The exhibition also offers glimpses into Hofer’s distinctive approach to photographing interiors and inanimate objects, such as Marianne Moore’s gloves or a bowler hat perched on a shelf in front of a window advertising stout. Both serve to tell the story of a life, whether of a famous actress or an unknown gentleman in a London pub. Books, magazine covers, and newspaper spreads, all placed in vitrines, offer further context to Hofer’s practice, often focusing on her commercial and commission-based work, such as her city-focused book collaborations with the writer V. S. Pritchett, as well as a project with novelist and political activist Mary McCarthy on the past and present of Florence.
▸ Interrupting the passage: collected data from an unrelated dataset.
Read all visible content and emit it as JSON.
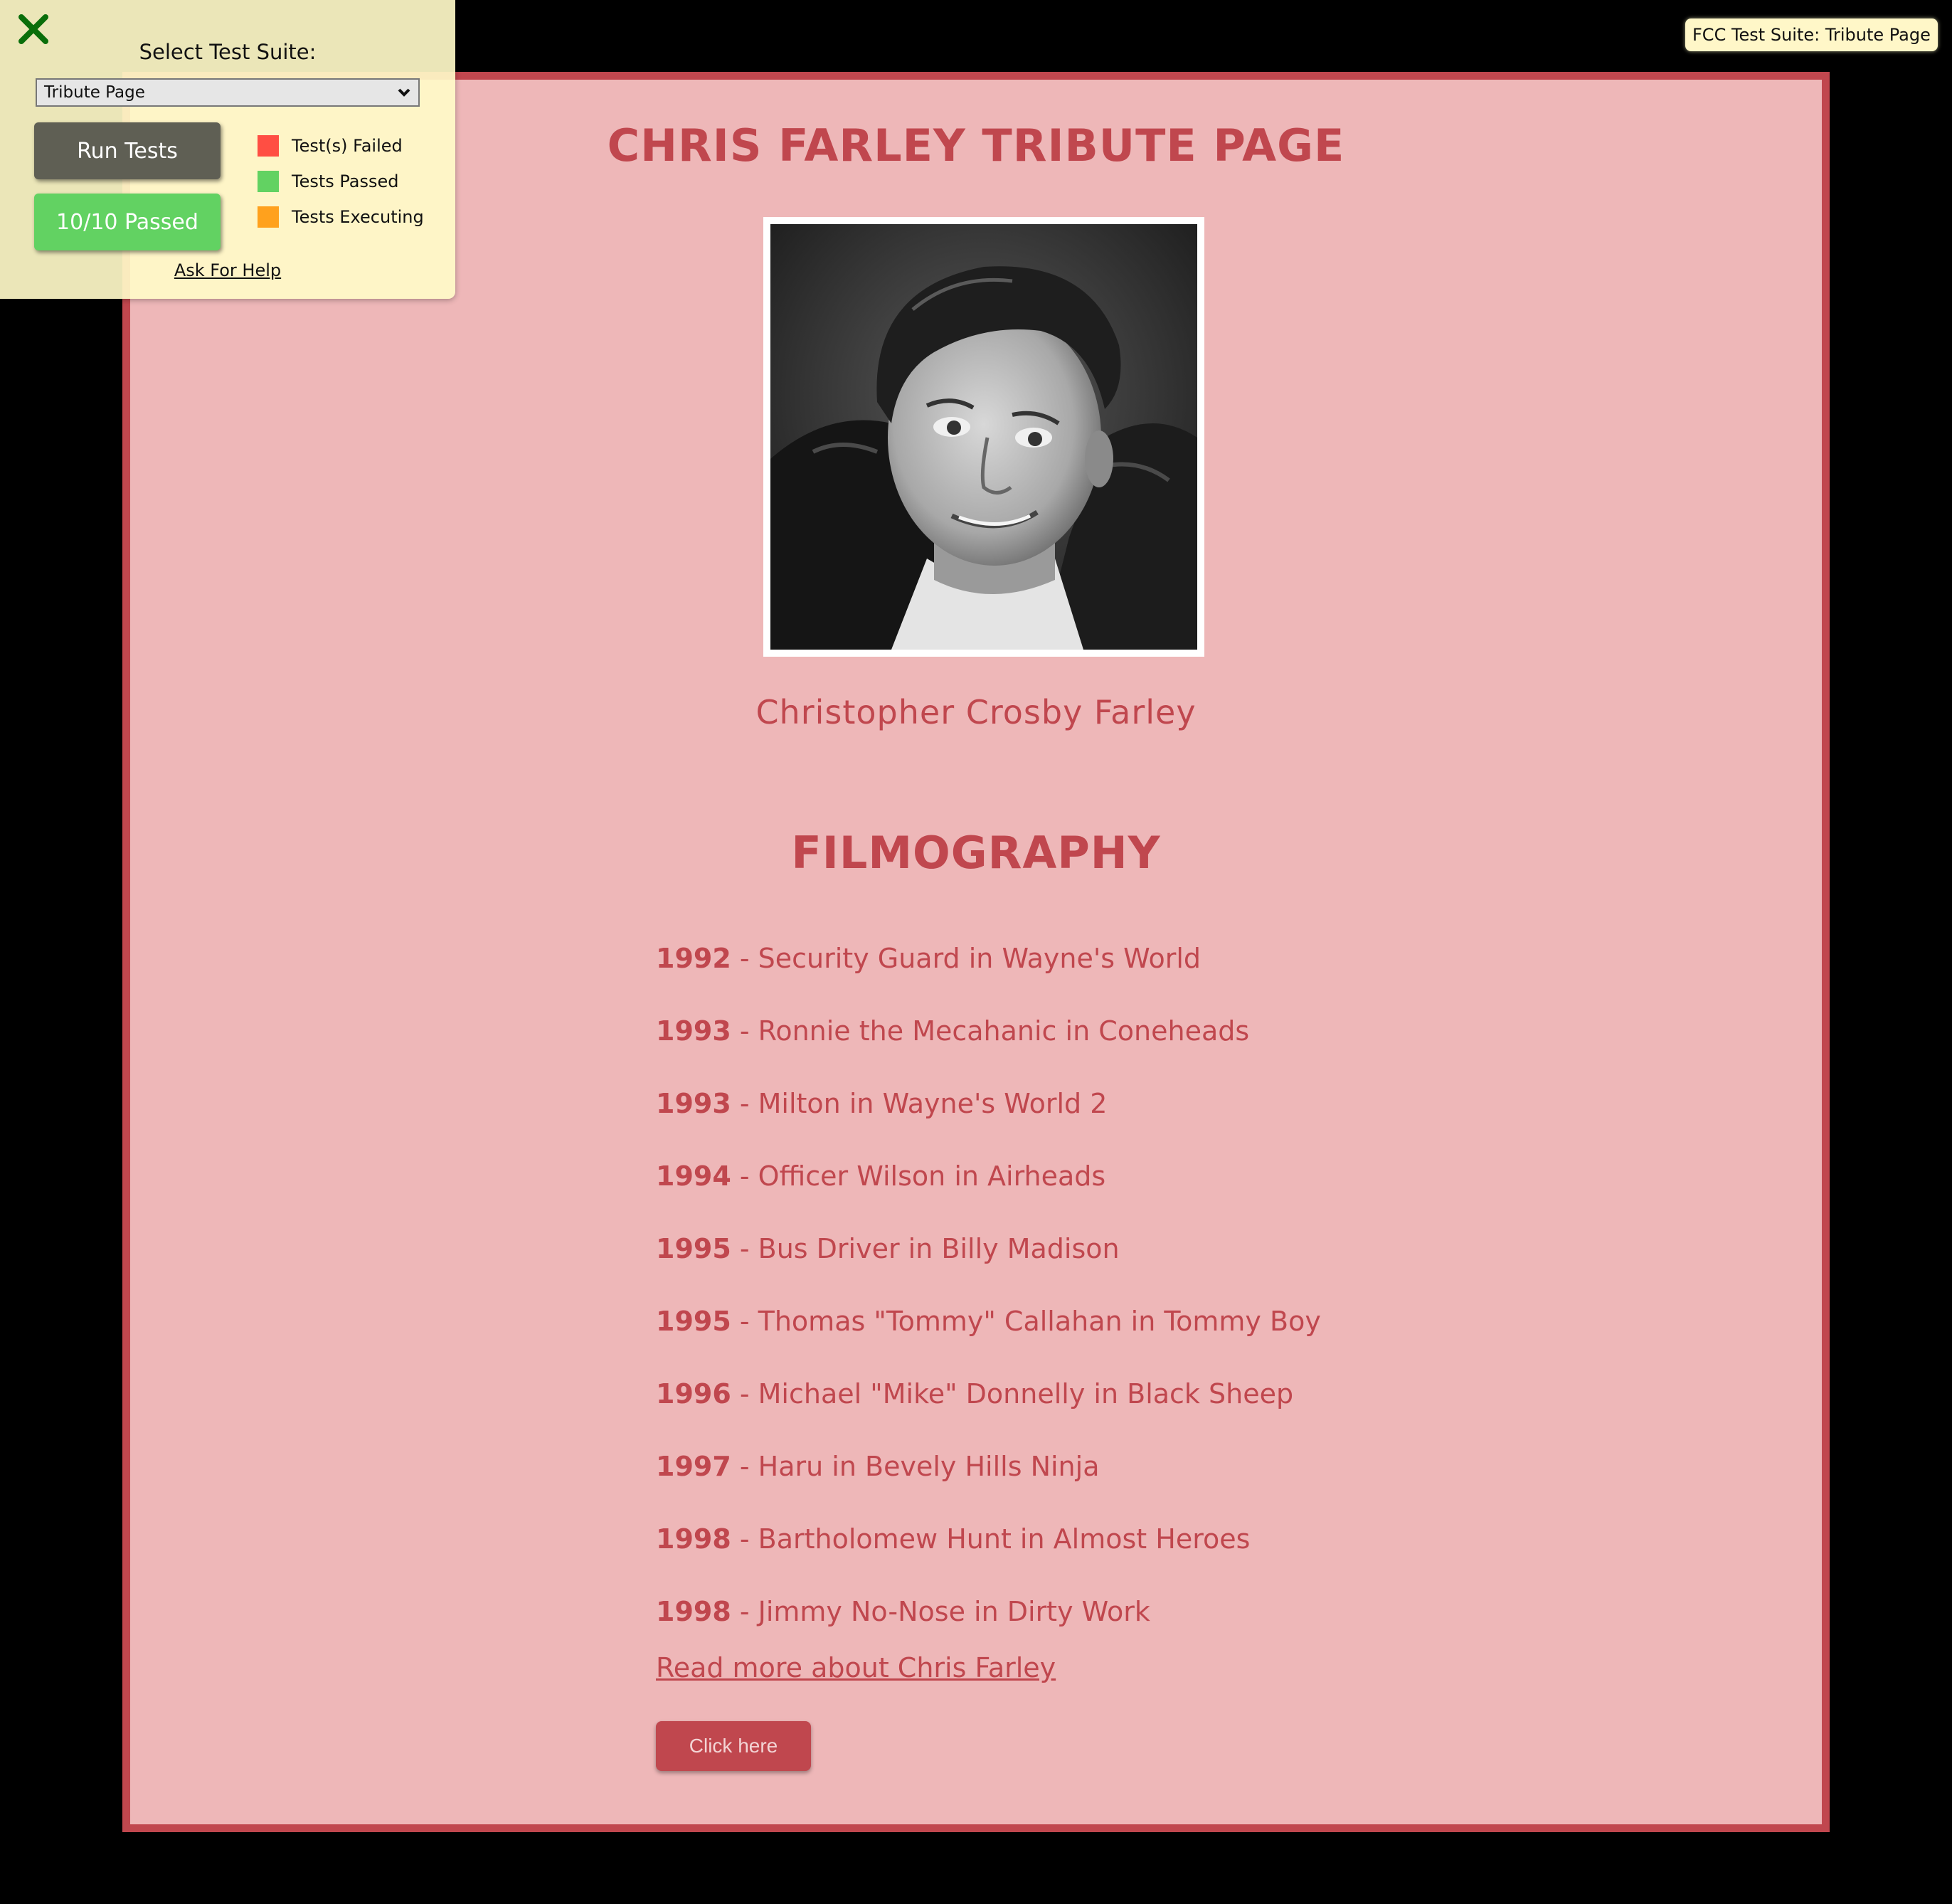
{
  "tribute": {
    "title": "CHRIS FARLEY TRIBUTE PAGE",
    "caption": "Christopher Crosby Farley",
    "filmography_title": "FILMOGRAPHY",
    "films": [
      {
        "year": "1992",
        "text": " - Security Guard in Wayne's World"
      },
      {
        "year": "1993",
        "text": " - Ronnie the Mecahanic in Coneheads"
      },
      {
        "year": "1993",
        "text": " - Milton in Wayne's World 2"
      },
      {
        "year": "1994",
        "text": " - Officer Wilson in Airheads"
      },
      {
        "year": "1995",
        "text": " - Bus Driver in Billy Madison"
      },
      {
        "year": "1995",
        "text": " - Thomas \"Tommy\" Callahan in Tommy Boy"
      },
      {
        "year": "1996",
        "text": " - Michael \"Mike\" Donnelly in Black Sheep"
      },
      {
        "year": "1997",
        "text": " - Haru in Bevely Hills Ninja"
      },
      {
        "year": "1998",
        "text": " - Bartholomew Hunt in Almost Heroes"
      },
      {
        "year": "1998",
        "text": " - Jimmy No-Nose in Dirty Work"
      }
    ],
    "read_more_link": "Read more about Chris Farley",
    "click_button": "Click here"
  },
  "fcc": {
    "select_label": "Select Test Suite:",
    "selected_suite": "Tribute Page",
    "run_button": "Run Tests",
    "result_button": "10/10 Passed",
    "legend": {
      "failed": "Test(s) Failed",
      "passed": "Tests Passed",
      "executing": "Tests Executing"
    },
    "ask_help": "Ask For Help",
    "badge": "FCC Test Suite: Tribute Page"
  },
  "icons": {
    "close": "close-icon",
    "dropdown": "chevron-down-icon"
  },
  "colors": {
    "page_background": "#000000",
    "tribute_background": "#eeb7b8",
    "accent": "#c0474e",
    "panel_background": "#fffac8",
    "run_button": "#5f5f54",
    "passed": "#62d262",
    "failed": "#ff4e43",
    "executing": "#ffa11d",
    "close_icon": "#0a6e0a"
  }
}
Hofer at times focused on other artists. One image, taken in Jackson Pollock’s studio in the 1980s, shows Lee Krasner’s paint-speckled shoes; Hofer would also make portraits of Andy Warhol and Yayoi Kusama in the 1960s. She was commissioned by Life magazine in 1974 to produce a photo story on newly married couples at New York City Hall, titled One Day in the Life of America. This body of work, hung on one wall of the gallery, recalls August Sander and his typological approach to portraiture. Made over the course of one morning, Hofer’s photographs feature newlyweds of different ethnicities and ages against the same muted background. She captures a variety of poses and different fashions of the era in vibrant color, an effect achieved through her use of the dye-transfer printing process, where cyan, yellow, and magenta dyes are applied by hand to an emulsion layer.
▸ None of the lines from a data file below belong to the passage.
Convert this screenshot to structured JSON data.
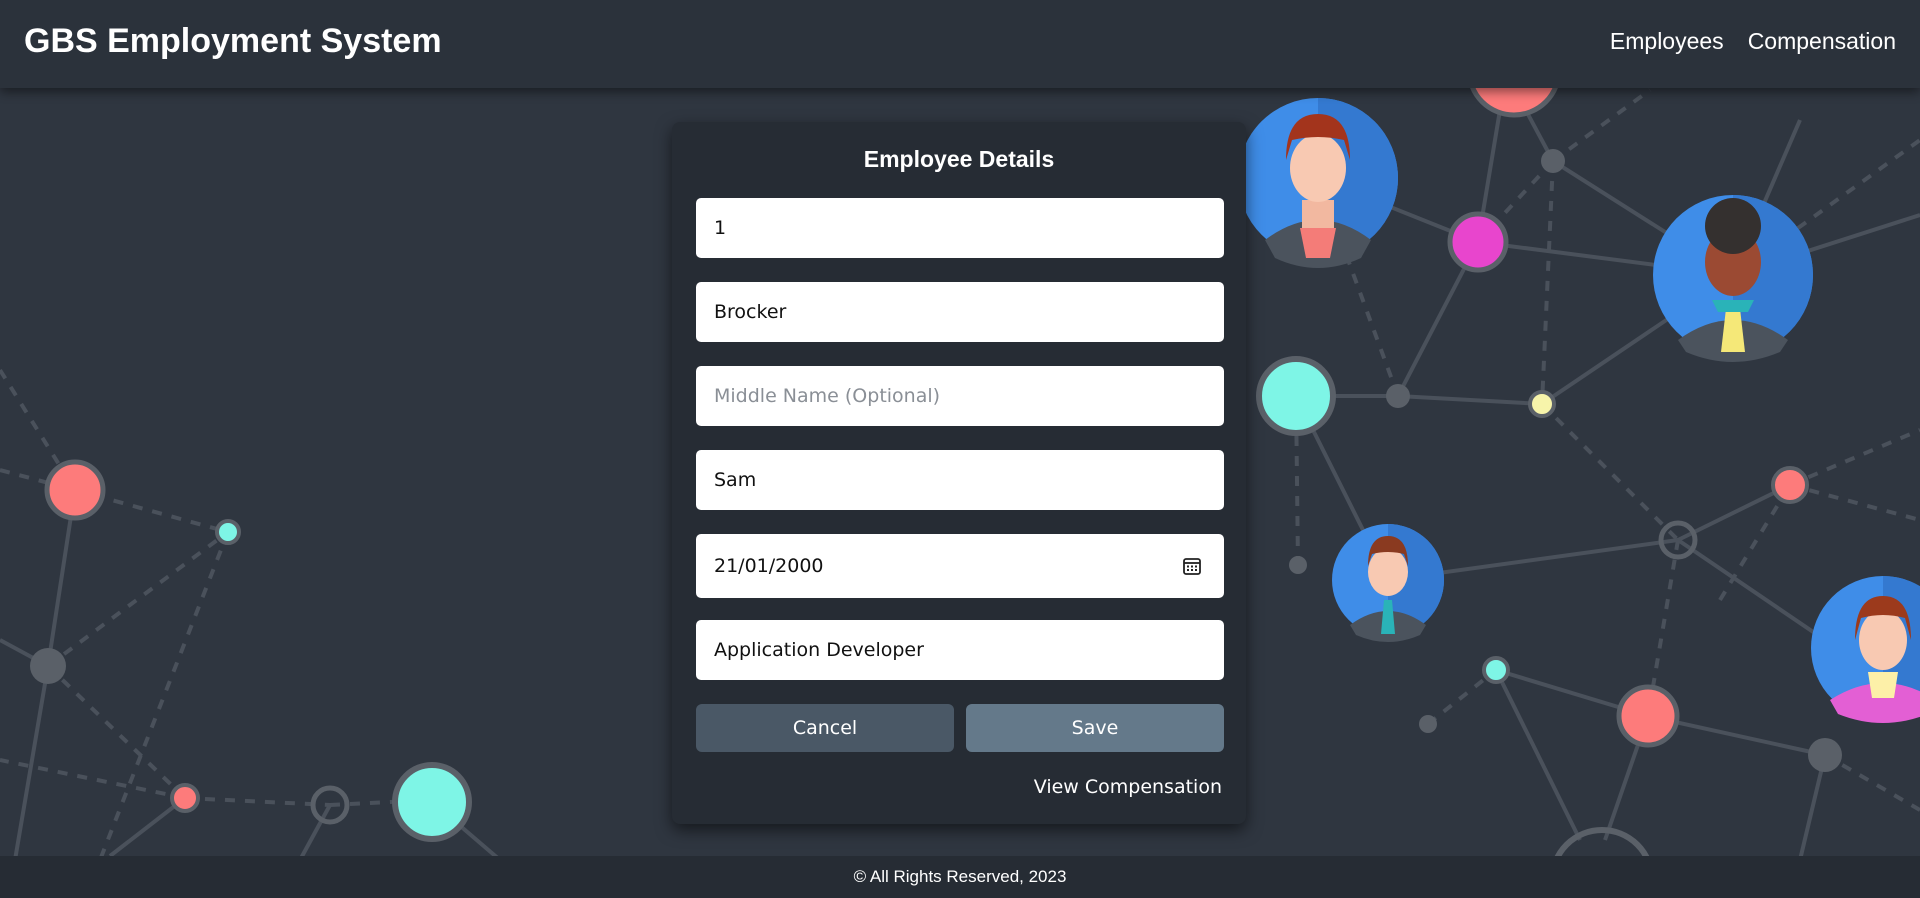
{
  "header": {
    "brand": "GBS Employment System",
    "nav": {
      "employees": "Employees",
      "compensation": "Compensation"
    }
  },
  "form": {
    "title": "Employee Details",
    "employee_number": {
      "value": "1"
    },
    "last_name": {
      "value": "Brocker"
    },
    "middle_name": {
      "value": "",
      "placeholder": "Middle Name (Optional)"
    },
    "first_name": {
      "value": "Sam"
    },
    "birth_date": {
      "value": "21/01/2000",
      "icon": "calendar-icon"
    },
    "position": {
      "value": "Application Developer"
    },
    "cancel_label": "Cancel",
    "save_label": "Save",
    "view_compensation_label": "View Compensation"
  },
  "footer": {
    "text": "© All Rights Reserved, 2023"
  },
  "colors": {
    "background": "#2f3640",
    "header": "#2b323b",
    "card": "#262c34",
    "cancel_button": "#4a5866",
    "save_button": "#64798a",
    "node_coral": "#fd7b7b",
    "node_aqua": "#7ef5e6",
    "node_magenta": "#e845cd",
    "node_yellow": "#f7f4aa",
    "avatar_blue": "#3f8de8"
  }
}
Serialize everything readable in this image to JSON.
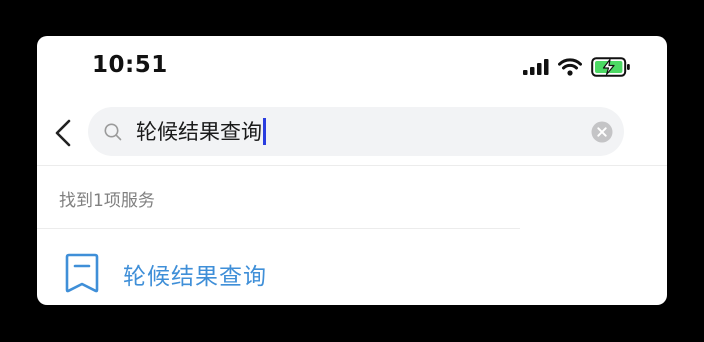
{
  "status_bar": {
    "time": "10:51",
    "icons": [
      "signal-icon",
      "wifi-icon",
      "battery-charging-icon"
    ]
  },
  "search": {
    "back_icon": "chevron-left-icon",
    "search_icon": "search-icon",
    "query": "轮候结果查询",
    "clear_icon": "clear-circle-icon"
  },
  "results": {
    "count_text": "找到1项服务",
    "items": [
      {
        "icon": "bookmark-document-icon",
        "title": "轮候结果查询"
      }
    ]
  },
  "colors": {
    "accent": "#3f8fd8",
    "caret": "#2a3de0",
    "battery_fill": "#4cd964"
  }
}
On a 1966 trip to Dublin, Hofer photographed James Joyce’s death mask, resulting in a tightly cropped, haunting image. Another photograph, Saul Steinberg with a Younger Self, also asks us to consider time’s passing and our mortality; it features the well-known illustrator, in 1978, holding the hand of a cardboard-cutout image of himself as a young boy (an image from more than fifty years earlier). This image lingers long after you see it. Time is key to thinking about the method Hofer used: her four-by-five-inch, large-format camera required patience with meticulous planning and study for each shot. We are lucky to have had a documentarian as technically skilled and as tender as Hofer. If one wants to delve deeper, beyond this exhibition, an excellent publication on Evelyn Hofer, Encounters (2019), edited by Susanne Breidenbach, offers more photographs in all their richness and complexity. One attendee in the audience-feedback section of the gallery noted that they anticipated Hofer’s name would be mentioned alongside Sander’s as a genius of her craft in years to come. Hopefully, this show will bring her work into the spotlight, far from obscurity.
Evelyn Hofer is on view at the Photographers’ Gallery, London, through September 24, 2023.